La capacité d’attirer des candidats à l’enseignement s’érode et rapidement, note la Cour des comptes dans un rapport publié mercredi.
Il est axé sur « la formation initiale et le recrutement des enseignants des premier et second degrés », et les Sages de la rue Cambon notent qu’ont eu lieu « plusieurs réformes au cours des dernières décennies ».
Un « manque de lisibilité »
Mais selon la Cour, cette ossature « demeure instable » depuis 2010, année correspondant à l’élévation du diplôme exigé.

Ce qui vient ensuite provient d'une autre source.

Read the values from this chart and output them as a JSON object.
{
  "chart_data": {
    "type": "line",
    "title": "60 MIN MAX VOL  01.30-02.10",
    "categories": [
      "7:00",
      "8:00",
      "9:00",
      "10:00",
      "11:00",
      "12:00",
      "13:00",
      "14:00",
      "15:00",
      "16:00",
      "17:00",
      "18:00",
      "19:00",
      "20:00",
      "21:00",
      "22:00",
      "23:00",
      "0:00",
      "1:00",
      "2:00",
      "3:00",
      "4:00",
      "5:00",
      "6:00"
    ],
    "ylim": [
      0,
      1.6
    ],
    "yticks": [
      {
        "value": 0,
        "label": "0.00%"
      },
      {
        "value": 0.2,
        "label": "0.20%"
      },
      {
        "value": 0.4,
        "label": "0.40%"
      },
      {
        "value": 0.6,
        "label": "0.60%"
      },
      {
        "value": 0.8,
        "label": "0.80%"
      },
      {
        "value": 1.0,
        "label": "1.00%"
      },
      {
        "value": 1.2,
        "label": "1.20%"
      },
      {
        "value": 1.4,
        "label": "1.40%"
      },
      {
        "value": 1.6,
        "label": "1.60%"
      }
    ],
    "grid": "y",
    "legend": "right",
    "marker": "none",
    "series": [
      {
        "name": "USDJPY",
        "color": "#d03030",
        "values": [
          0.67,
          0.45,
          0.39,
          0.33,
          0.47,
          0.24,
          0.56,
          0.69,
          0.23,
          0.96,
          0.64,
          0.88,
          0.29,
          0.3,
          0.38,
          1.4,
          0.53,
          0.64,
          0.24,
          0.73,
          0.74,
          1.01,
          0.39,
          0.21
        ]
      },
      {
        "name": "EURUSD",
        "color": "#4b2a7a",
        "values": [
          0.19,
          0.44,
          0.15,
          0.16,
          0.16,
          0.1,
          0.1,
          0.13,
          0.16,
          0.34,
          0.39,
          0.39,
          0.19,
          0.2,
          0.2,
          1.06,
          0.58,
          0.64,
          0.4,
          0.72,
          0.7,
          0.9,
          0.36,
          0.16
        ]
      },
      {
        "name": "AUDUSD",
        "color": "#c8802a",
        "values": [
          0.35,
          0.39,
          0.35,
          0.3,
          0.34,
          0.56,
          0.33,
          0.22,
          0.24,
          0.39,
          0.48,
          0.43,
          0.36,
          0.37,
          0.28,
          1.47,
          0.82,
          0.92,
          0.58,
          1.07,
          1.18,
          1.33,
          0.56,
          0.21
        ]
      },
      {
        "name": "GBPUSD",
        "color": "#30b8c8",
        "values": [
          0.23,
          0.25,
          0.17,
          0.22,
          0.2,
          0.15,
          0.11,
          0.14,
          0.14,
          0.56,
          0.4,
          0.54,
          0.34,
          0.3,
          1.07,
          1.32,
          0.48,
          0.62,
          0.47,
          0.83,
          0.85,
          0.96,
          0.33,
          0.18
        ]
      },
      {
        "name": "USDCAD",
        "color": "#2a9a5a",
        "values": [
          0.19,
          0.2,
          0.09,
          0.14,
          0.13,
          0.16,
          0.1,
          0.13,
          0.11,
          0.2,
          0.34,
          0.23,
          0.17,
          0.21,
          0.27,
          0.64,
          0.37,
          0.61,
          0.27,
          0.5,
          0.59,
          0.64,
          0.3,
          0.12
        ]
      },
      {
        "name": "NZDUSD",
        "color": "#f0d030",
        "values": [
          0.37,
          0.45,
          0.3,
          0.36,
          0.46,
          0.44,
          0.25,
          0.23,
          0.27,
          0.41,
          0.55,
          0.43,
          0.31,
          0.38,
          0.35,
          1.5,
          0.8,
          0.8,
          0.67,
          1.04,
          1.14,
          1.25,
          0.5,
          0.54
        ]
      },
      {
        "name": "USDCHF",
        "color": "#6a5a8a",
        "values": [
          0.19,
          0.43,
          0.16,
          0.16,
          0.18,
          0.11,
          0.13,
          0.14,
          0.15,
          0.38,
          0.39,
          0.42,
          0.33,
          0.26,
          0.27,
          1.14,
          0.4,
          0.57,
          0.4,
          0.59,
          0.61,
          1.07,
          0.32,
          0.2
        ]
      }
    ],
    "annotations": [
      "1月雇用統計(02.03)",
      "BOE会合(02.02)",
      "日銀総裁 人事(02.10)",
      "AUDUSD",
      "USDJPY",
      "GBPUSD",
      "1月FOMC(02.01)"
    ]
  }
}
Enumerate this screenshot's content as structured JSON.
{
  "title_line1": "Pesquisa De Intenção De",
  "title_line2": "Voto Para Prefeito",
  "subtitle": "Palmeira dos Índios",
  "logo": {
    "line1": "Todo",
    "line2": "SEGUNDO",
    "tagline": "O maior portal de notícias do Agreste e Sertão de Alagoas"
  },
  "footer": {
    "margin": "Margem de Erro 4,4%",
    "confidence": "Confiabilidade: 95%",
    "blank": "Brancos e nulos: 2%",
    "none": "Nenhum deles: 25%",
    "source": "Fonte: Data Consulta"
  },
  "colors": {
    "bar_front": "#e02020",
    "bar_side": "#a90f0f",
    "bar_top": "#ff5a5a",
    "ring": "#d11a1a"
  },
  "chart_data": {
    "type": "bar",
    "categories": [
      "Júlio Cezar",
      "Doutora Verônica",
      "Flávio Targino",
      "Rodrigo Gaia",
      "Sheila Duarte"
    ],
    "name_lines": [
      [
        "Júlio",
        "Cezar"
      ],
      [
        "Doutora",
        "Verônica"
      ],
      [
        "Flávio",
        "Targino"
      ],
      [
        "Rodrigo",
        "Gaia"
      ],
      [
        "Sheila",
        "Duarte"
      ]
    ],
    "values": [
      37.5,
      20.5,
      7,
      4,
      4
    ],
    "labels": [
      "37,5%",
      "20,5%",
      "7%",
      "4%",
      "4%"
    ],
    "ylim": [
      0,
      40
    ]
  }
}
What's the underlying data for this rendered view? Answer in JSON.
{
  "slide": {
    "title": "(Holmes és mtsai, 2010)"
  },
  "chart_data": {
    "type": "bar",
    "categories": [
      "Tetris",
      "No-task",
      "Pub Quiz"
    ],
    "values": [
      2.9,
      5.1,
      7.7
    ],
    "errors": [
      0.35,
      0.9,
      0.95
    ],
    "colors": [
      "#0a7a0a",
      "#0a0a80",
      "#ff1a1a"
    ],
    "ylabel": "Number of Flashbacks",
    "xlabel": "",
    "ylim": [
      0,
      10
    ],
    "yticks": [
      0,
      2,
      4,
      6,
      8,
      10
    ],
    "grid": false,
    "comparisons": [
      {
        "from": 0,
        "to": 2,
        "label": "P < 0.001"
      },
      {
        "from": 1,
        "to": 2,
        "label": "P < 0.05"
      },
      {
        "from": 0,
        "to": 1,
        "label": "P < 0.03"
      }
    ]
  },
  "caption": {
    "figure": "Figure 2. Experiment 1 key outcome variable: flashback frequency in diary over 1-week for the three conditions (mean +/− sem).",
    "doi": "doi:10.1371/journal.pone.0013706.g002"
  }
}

L’institution estime que le « manque de lisibilité » de la dernière réforme, laquelle a il y a quatre ans déplacé les concours d’enseignement de la 1ere à la 2e année de master, a entre autres « conduit à un certain épuisement des acteurs ».
Le problème se pose d’une « difficulté croissante » d’embauche d’enseignants, avec notamment « des tensions de recrutement majeures » en ce qui concerne les académies de Créteil et Versailles.
Un large recours aux contractuels
En vue de palier ces soucis, un recours plus important aux contractuels et une « politique de recrutement active » ont été menés. Seulement, les Sages jugent qu’« une refonte plus globale des modes de formation et de recrutement des enseignants est nécessaire ».
Mais que recommande la Cour ? En ce qui concerne le recrutement, une diversification des viviers pour privilégier des publics en reconversion professionnelle. Ou, permettre « aux recteurs de mettre en œuvre de façon ciblée des mesures et moyens financiers spécifiques », et ce conseil concerne Créteil et Versailles.
Qui de la formation ?
En ce qui concerne cet autre délicat volet, la Cour recommande d’« instaurer pour les enseignants contractuels une formation obligatoire d’au moins une semaine ». Mais aussi, d’« inscrire l’accueil » des nouveaux enseignants « dans les projets d’école et d’établissement ».
Plus spécifiquement, pour le premier degré, est recommandée « la construction de véritables licences professionnalisantes conduisant à l’enseignement, et de façon privilégiée au master MEEF (Métiers de l’enseignement, de l’éducation et de la formation), devrait être fortement encouragée ».